わかっているア・イ・ウ・オの文字から、ア行はAa~Aeが当てはまることがはっきりしている。
「二つの言葉に共通しているダがDd*から分かることは、*は濁点、タがDd」
「母音があのものは先頭と次が同じ、つまり子音を示す値からの相対値で50音表に嵌めるのが適切でしょう」
「そっか、AならabcdeだけどDならdefghがタチツテト!」
怜悧の説明にききんの狐耳がぴょんと跳ねる。その言葉には全員が大いに同意する。
「ええ、これなら【アルダワ】も【大魔王】も解けるわ」
「では、この方法で暗号を解くと……」
Bb Dd Ce Dh Im Fh = カ タ ス ト ロ フ
「ひっ! カタストロフ? ……縁起悪くない!?」
「いえ、私たちは隠れていたこの暗号を暴き出したのです。そんなもの起こさせませんよ」
怯えたようなききんに対し、ロキの人格を宿した怜悧の緑の瞳には、この戦争の勝利が見えているかのよう。
「その答えで間違いないでしょう。では、パスワードをいれましょう」
アンネリーゼの言葉で、蒸気演算装置に慎重にパスワードを入れていく。一字一字間違えがないか確かめ、最後にスイッチを押すと――。
蒸気で制御されていた牢獄の扉がゆっくりと開いていく。
「ご無事で何よりです。痛いところはありませんか?」
ルテネスが優しく微笑めば、生徒たちは泣き笑いのような顔を浮かべ大きく頷く。
「さあ、可愛いもふもふさん達、手伝いをお願いする」
美雪の言葉に応え、小動物たちは、怪我の手当てをする班と紅茶やお菓子をふるまう班に分かれ、甲斐甲斐しく動き出す。

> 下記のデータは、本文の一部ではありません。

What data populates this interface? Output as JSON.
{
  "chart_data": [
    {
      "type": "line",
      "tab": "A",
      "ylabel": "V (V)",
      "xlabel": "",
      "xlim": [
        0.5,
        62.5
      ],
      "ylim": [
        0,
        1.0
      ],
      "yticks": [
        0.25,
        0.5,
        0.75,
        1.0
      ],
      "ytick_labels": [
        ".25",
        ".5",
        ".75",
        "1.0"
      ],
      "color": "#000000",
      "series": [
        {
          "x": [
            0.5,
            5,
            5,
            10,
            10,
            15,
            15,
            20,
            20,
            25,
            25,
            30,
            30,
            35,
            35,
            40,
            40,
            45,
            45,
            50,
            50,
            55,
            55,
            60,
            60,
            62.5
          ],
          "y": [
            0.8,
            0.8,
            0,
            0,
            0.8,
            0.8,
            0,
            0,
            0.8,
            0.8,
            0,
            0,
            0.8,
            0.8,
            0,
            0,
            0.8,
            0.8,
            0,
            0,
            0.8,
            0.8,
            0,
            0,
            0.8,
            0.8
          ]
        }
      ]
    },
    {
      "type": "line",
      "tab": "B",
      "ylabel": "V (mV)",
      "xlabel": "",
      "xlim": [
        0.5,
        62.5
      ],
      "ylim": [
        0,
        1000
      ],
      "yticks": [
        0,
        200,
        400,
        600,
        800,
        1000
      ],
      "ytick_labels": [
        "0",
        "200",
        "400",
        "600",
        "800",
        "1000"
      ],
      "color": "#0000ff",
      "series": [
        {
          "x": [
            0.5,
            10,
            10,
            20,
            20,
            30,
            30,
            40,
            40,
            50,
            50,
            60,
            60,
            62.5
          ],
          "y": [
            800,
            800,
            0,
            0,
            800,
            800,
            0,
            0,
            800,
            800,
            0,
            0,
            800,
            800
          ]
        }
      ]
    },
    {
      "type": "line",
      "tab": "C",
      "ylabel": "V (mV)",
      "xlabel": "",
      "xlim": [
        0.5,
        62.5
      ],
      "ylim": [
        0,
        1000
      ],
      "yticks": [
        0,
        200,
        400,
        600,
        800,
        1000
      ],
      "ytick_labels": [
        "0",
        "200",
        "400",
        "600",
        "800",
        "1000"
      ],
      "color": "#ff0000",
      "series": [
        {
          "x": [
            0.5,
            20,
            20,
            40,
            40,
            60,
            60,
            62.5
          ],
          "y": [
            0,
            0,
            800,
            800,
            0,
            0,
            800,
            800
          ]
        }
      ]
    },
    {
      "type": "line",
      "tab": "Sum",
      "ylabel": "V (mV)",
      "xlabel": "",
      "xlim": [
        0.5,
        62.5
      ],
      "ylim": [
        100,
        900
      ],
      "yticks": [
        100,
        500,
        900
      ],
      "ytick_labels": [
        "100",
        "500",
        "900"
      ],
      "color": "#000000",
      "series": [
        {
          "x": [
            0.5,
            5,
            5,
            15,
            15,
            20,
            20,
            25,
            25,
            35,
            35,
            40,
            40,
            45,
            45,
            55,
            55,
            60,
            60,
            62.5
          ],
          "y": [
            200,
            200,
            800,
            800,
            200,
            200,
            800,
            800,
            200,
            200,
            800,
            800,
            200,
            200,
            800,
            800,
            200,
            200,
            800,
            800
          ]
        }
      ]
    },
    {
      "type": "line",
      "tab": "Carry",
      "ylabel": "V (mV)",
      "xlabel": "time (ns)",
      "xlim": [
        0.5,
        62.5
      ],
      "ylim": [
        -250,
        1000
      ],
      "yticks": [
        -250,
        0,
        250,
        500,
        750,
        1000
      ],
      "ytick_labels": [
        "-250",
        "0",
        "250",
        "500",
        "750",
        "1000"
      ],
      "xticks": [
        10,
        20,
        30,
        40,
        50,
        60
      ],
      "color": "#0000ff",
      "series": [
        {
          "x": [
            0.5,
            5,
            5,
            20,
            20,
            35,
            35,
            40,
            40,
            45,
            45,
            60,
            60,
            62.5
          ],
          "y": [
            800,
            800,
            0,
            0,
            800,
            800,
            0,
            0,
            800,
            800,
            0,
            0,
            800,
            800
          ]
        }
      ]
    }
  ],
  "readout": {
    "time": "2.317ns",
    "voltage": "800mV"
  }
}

生徒たちには大きな怪我はなさそうだが、精神的に疲弊しているようだ。美雪の淹れてくれた香り高い紅茶がそんな心をも癒していく。
「紅茶には蜜ぷにを入れても美味しいんですよ。……おなかが減ってきました」
オブリビオン料理研究所団長のアンネリーゼはそう言うと、自分のおなかに手を当てた。オブリビオンを食べなければすぐにおなかが減ってしまうのだ。
「この牢獄の目的も気になりますが……」
「この他にもね、別の牢獄があったよ。それぞれ別の謎が用意されてたんだ」
怜悧の呟きに、ききんは今まで見て開放してきた牢獄を思い出す。
皆の話に耳を傾けながら、美雪は生徒たちにクッキーを勧める。そしてこの状況の中、諦めずに堪えぬいた生徒たちに穏やかな笑みを向ける。
「よく頑張ったな」
生きている――そのことを痛感しながら、そうしてようやく解放されたのだと生徒たちは実感し、頼りになる転校生たちに向け、最大級の感謝と賛辞を述べるのだった。